Since it’s so easy to get predictive things out of this approximation, you have a ton of flexibility about using this in weird models. Here I fit a spatially varying diffusion coefficient in a simple PDE IVP (Stan model: https://github.com/bbbales2/gp/blob/master/models/diffusion_gp.stan – if anyone wants the R to run this let me know).
Equation is dc/dt = d(D(x) dc/dx)/dx
With initial conditions: c(0, x) = 0
And Dirichlet boundaries: c(t, -0.5) = c(t, 0.5) = 1)
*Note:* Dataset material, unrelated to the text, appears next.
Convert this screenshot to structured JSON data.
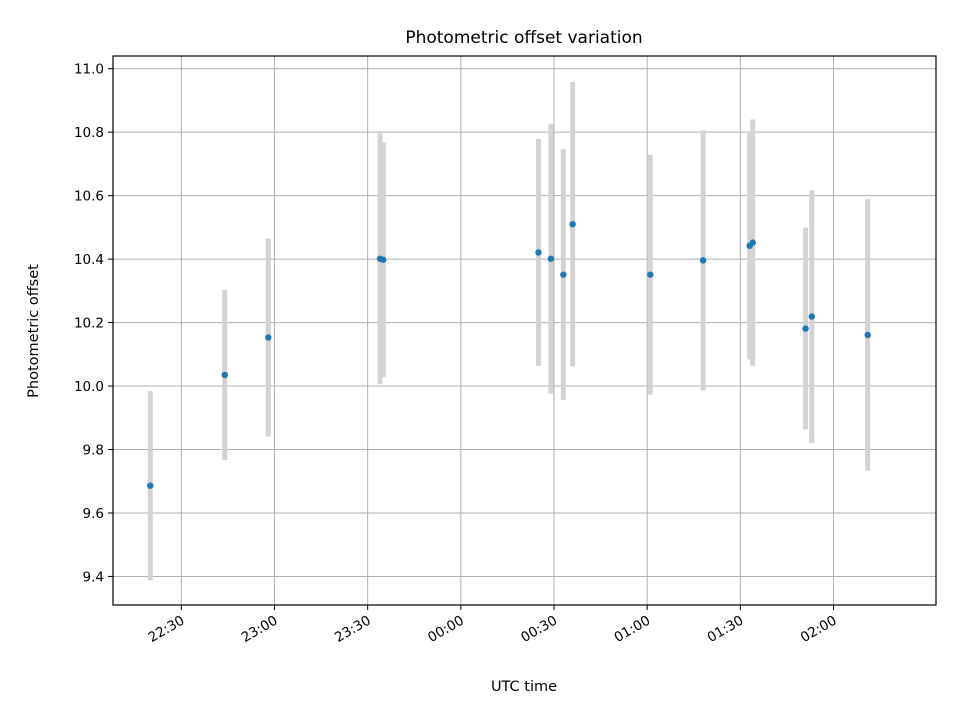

I used method of lines discretization at like ~10 points on the x axis. Only the data at the final time is used. Grey areas are 95% confidence intervals, red line is truth used to generate the data, dark line is the mean of the posterior:
Or you can estimate a concentration varying diffusion coefficient (dc/dt = d(D(c) dc/dx)/dx
, and this uses 20 points on the x-axis if I recall correctly https://github.com/bbbales2/gp/blob/master/models/diffusion_state_gp.stan):
Those were both done with simulated data and I chose two conveniently pretty results :D, so caveat emptor if there’s anyone that cares about diffusion constants floating around here.
Anyhow, that’s a big wall of text hopefully it’s useful to someone. I dunno what the actual name for this stuff is. This seems like maybe it’s the fancier version: http://quinonero.net/Publications/lazaro-gredilla10a.pdf
Edits: Added some more plots to explain how error in the approximation comes about and fixed a few issues I noticed.
Edits 2: Fixed a sampling statement. Tnx Arya